The US think tank, which works to reduce global poverty, said in a report released Wednesday that China's growing economic might is also boosting the country's CO2 emissions.
"If we look ahead over the next 10 years China will overwhelmingly dominate the United States," David Wheeler, the report's author and a former World Bank economist, told AFP.
The CGD's wide-ranging review of emissions from 50,000 power plants around the world found that US power plants emit the most CO2 followed by China's hungry power sector.
US utilities spew out some 2.8 billion tonnes of CO2 annually while Chinese power plants are emitting 2.7 billion tonnes a year, according to the CGD study.
"The numbers we have right now for China and the US are almost at parity," Wheeler said, adding that the CGD is also monitoring Chinese power plants that are being constructed or due to be built.
"From this, we have a pretty good fix on emissions that we can expect," he said.
The survey ranked individual power plants in different countries according to their CO2 emissions.
"Globally, power generation emits nearly 10 billion tonnes of CO2 per year. The US with over 8,000 power plants out of more than 50,000 worldwide, accounts for about 25 percent of that total," the survey found.

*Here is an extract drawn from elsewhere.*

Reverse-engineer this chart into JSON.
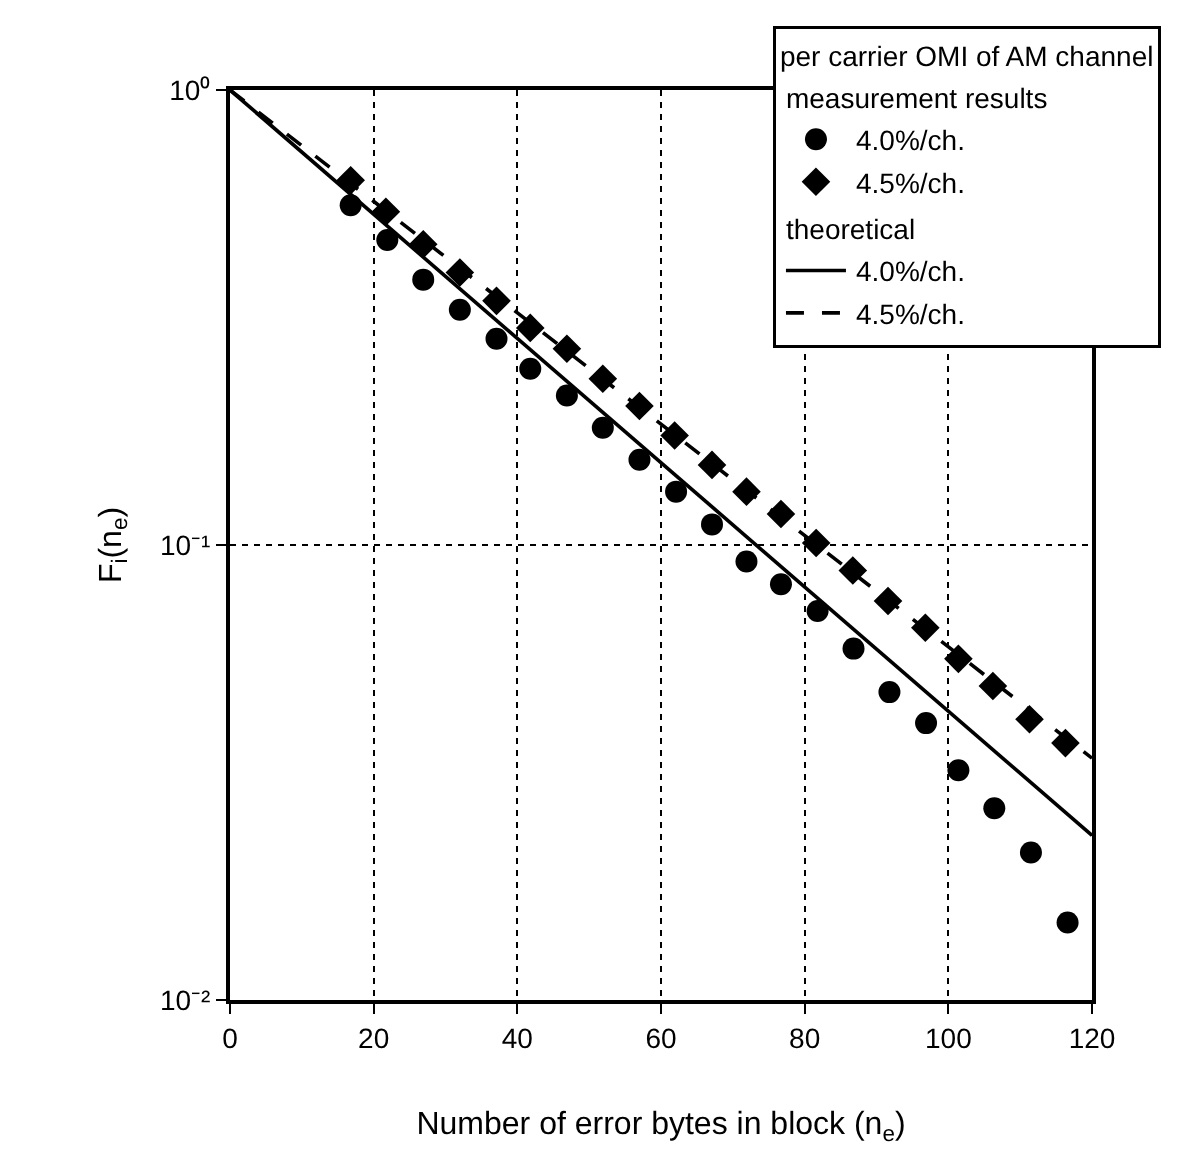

The report claimed that the biggest US CO2 emitter is Southern Co. whose power plants belch out 172 million tonnes of the principal greenhouse gas annually, followed by American Eletric Power Company Inc., Duke Energy Corp., and AES Corp.
China's largest emitter is Huaneng Power International which accounts for 292 million tonnes of CO2 emissions, according to the survey.
The US state with the biggest CO2 emissions from electricity generation is Texas which accounts for 290 million tonnes of emissions, followed by Florida (157 million tons) and Indiana (137 million tons).
Researchers said US emissions were high partly due to high living standards, but also differences in energy policy.
"Europeans, with comparable living standards, emit less than half the power sector CO2 of the average American," said CGD president Nancy Birdsall.
The researchers, who want to speed the shift to less carbon-intensive power generation and minimize global warming, created a data base from their findings.
The online data base called CARMA (Carbon Monitoring for Action) can be accessed at www.carma.org.